Salar Jung Museum exhibits world’s largest one-man collection of priceless works of art. It took Nawab Mir Ali Yusuf Khan Salar Jang III more than thirty-five years, and a fortune, to acquire and collect sculptures, paintings, weapons, manuscripts, carpets, clocks etc. from across the world. Only a fraction of the Nawab’s collection are exhibited in the 38 galleries spread across two floors and, even for casual visitors like us a whole day at the museum was insufficient to see and truly appreciate the marvellous exhibits. Of the hundreds of exhibits we saw, the most fascinating are the ‘Veiled Rebecca’ and a clock.
The Veiled Rebecca, created by G.B. Benzoni in 1876, is a delicately carved statue of a lady whose face can be seen through a marble veil.
Of the scores of clocks on display, the most famous is the one in which a timekeeper emerges every hour, strikes the gong and returns. The hourly shows are very popular among the visitors.

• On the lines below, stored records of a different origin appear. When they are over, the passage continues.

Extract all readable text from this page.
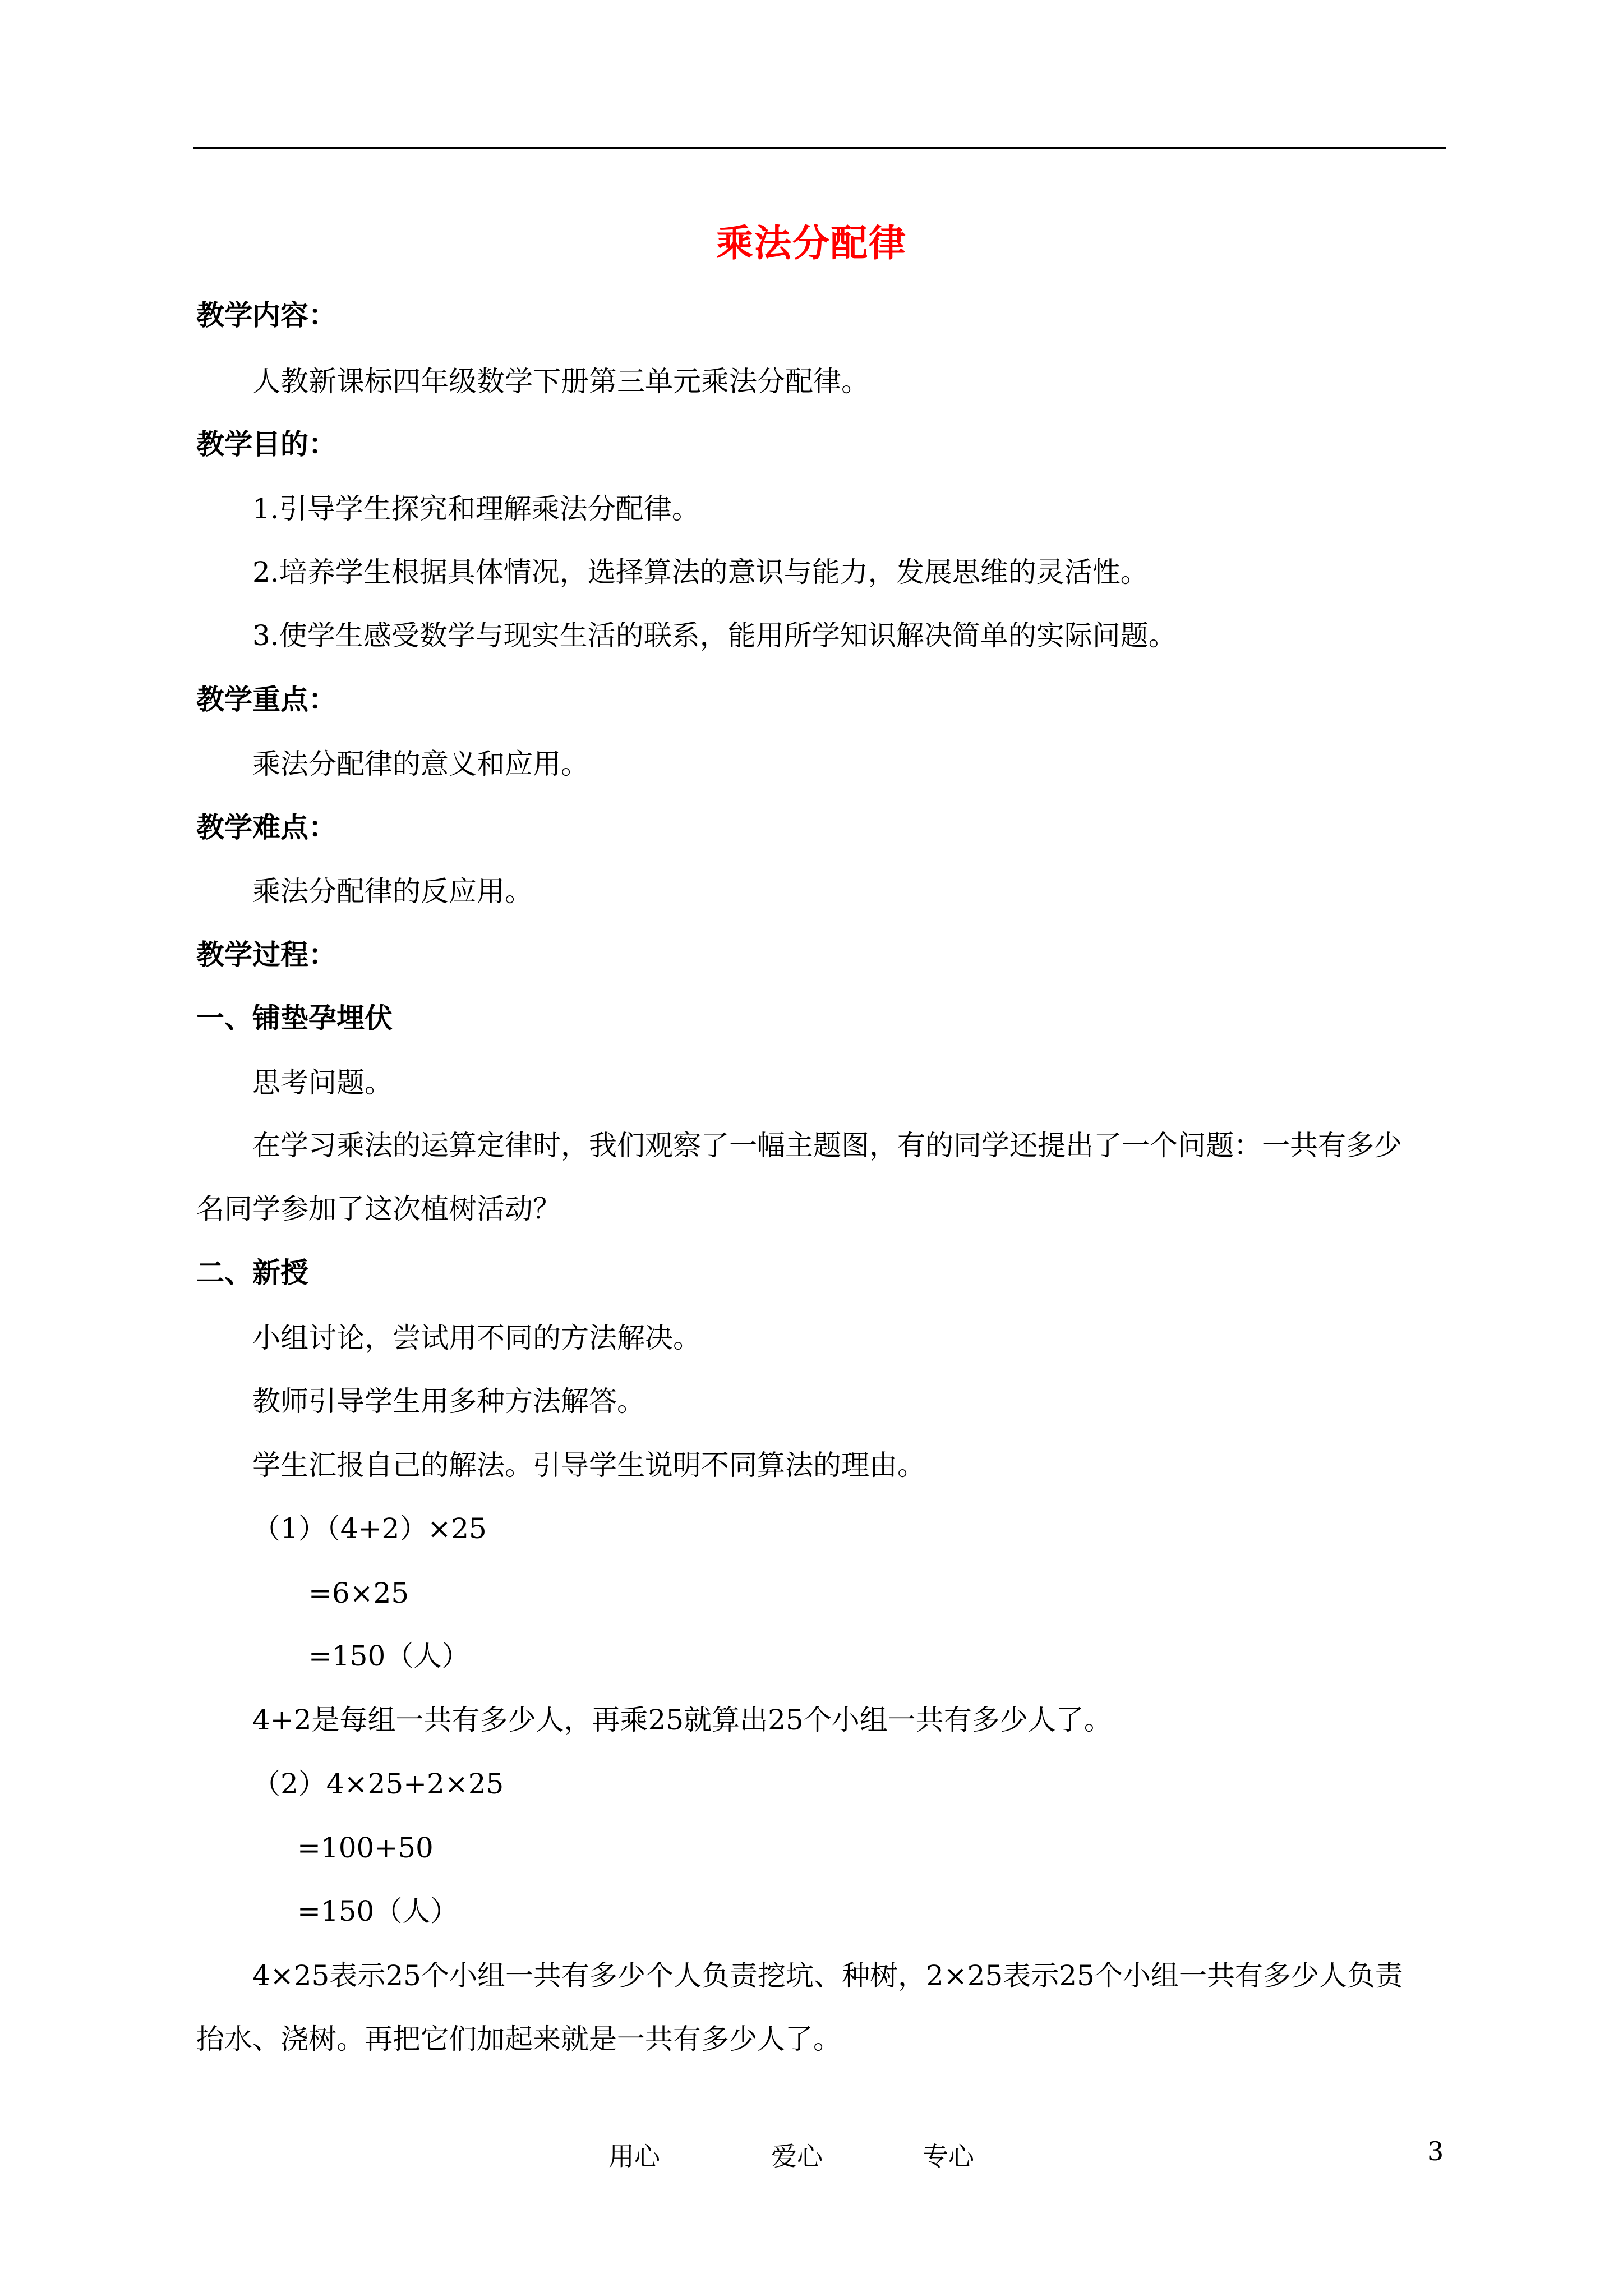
乘法分配律
教学内容：
人教新课标四年级数学下册第三单元乘法分配律。
教学目的：
1.引导学生探究和理解乘法分配律。
2.培养学生根据具体情况，选择算法的意识与能力，发展思维的灵活性。
3.使学生感受数学与现实生活的联系，能用所学知识解决简单的实际问题。
教学重点：
乘法分配律的意义和应用。
教学难点：
乘法分配律的反应用。
教学过程：
一、铺垫孕埋伏
思考问题。
在学习乘法的运算定律时，我们观察了一幅主题图，有的同学还提出了一个问题：一共有多少
名同学参加了这次植树活动？
二、新授
小组讨论，尝试用不同的方法解决。
教师引导学生用多种方法解答。
学生汇报自己的解法。引导学生说明不同算法的理由。
（1）（4+2）×25
=6×25
=150（人）
4+2是每组一共有多少人，再乘25就算出25个小组一共有多少人了。
（2）4×25+2×25
=100+50
=150（人）
4×25表示25个小组一共有多少个人负责挖坑、种树，2×25表示25个小组一共有多少人负责
抬水、浇树。再把它们加起来就是一共有多少人了。
用心	爱心	专心	3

Unfortunately, photography in the museum is strictly prohibited.
It was now time to leave for Bangalore, our final destination. Overruling our protests, our hosts loaded us with quantities of eatables. Which was fortunate otherwise we would have starved. To our dismay, we did not find a single restaurant, not even a tea or coffee stall, during the nearly 550 kilometre drive to Bangalore. The lesson we learnt – one should always carry large quantities of foodstuff while driving in South India – came handy in our future essays in the south.
The nearly 2000 kilometre drive was most pleasant, the highways, constructed under the ‘Golden Quadrangle’, excellent except in patches where work was still in progress. We could drive at 160 kmph and maintain an average speed of 100 kmph, unimaginable on Indian Roads.